LDAP

General Information

Forward Enterprise supports two different types of LDAP server:

• Active Directory
• Other LDAP

LDAP accounts will be treated differently from LOCAL accounts:

• LDAP users cannot be created manually. Note that a user account will appear in the application after the user’s first successful login.
• The email address field is optional for LDAP users and will be undefined initially if not provided by the LDAP server.
• Username and password are read-only for LDAP users.

Configuration and Testing

1. Navigate to Settings --> Accounts --> External authentication and click on the Enable button in the LDAP section to enable LDAP authentication.

2. Select LDAP server type between Active Directory and Other LDAP

Active Directory Configuration

Configure each Active Directory server setting appropriately:

• Hostname or IP: The Active Directory server hostname or IP address to authenticate users to.
• Port (optional): The TCP port number that the Active Directory application is running on for the above-specified server.
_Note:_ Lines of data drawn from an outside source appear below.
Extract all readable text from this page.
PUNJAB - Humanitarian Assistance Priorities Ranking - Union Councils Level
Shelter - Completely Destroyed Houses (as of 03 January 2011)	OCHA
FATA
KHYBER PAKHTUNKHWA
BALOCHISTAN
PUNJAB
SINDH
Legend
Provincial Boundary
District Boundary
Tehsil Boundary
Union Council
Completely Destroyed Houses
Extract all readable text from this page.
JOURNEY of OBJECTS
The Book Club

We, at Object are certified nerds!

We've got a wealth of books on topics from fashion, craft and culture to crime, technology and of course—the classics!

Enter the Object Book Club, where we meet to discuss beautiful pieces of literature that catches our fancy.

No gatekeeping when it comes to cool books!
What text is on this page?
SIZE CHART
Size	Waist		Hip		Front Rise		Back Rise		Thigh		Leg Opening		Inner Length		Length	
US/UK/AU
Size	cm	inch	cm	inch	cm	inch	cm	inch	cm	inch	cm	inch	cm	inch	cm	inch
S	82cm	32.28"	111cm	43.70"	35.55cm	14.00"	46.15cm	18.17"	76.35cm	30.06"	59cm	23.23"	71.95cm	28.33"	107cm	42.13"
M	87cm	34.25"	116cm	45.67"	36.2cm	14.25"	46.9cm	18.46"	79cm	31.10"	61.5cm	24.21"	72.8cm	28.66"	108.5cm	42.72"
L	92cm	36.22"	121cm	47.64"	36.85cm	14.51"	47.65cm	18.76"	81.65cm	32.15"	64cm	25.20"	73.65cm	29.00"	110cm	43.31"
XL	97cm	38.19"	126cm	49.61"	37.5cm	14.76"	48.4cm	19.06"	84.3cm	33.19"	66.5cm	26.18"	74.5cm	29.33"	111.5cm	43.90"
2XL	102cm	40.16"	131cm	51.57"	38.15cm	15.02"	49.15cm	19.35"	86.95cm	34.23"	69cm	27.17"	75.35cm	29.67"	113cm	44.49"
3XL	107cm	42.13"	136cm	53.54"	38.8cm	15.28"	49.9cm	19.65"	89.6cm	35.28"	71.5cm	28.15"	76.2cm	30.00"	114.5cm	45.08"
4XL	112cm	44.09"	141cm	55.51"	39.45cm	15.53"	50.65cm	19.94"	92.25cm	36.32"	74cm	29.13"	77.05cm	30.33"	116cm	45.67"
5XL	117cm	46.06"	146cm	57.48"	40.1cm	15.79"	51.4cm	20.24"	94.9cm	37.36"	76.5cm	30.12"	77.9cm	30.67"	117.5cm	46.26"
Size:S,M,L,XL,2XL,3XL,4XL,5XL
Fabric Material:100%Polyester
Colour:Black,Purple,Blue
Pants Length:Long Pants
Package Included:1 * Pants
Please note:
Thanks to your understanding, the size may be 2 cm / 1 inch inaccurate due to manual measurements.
LDAP servers use port 389 for LDAP protocol and 636 for LDAPS protocol by default.
• Domain: The Active Directory Domain name.
• LDAPS: Optionally provide a TLS certificate in X509 format by enabling the Use LDAPS toggle button and providing the certificate in the TLS certificate section. The TLS certificate section can take a chain of certificates as well - that is, a chain in X509 format which is just a sequence of certificates back to back.
• BaseDN: The Active Directory base Distinguished Name.
• Accept any domain: When enabled, usernames with any domain suffixes will be allowed to try logging in. This allows users to log in even if their account (User Principal Name) has a different domain than the LDAP server.

Active Directory Testing

1. Test the connection with the Active Directory server by clicking on the Test connection button.

2. Test an Active Directory user by clicking on the Test user query button, provide Username, Password and click on Test. Optionally, provide Email attribute and/or select Accept any domain.

Other LDAP Configuration

Configure each LDAP server setting appropriately:

• Hostname or IP: The LDAP server hostname or IP address to authenticate users to.
• Port: The TCP port number that the LDAP application is running on for the above-specified server. LDAP servers use port 389 for LDAP protocol and 389 for LDAP+StartTLS protocol by default.
• StartTLS: Optionally provide a TLS certificate in X509 format by enabling the Use StartTLS toggle button and providing the certificate in the TLS certificate section. The TLS certificate section can take a chain of certificates as well - that is, a chain in X509 format which is just a sequence of certificates back to back.
• BaseDN: The LDAP base Distinguished Name.
• Bind DN (optional): The LDAP Bind Distinguished Name. A Bind DN is an object that you bind to inside LDAP to give you permissions to do whatever you're trying to do. Some LDAP instances don't allow anonymous binds, or don't allow certain operations to be conducted with anonymous binds, so you must specify a bind DN to obtain an identity to perform that operation.
• Password (optional): The LDAP Bind Distinguished Name password.

Other LDAP Testing

1. Test the connection with the LDAP server by clicking on the Test connection button.

2. Provide Username attribute, UserDN and, optionally, Email attribute in the Users section and then test an LDAP user query by clicking on the Test user query button.

3. Provide Name attribute, Member attribute and Group DN in the Groups section and then test an LDAP user query by clicking on the Test group query button.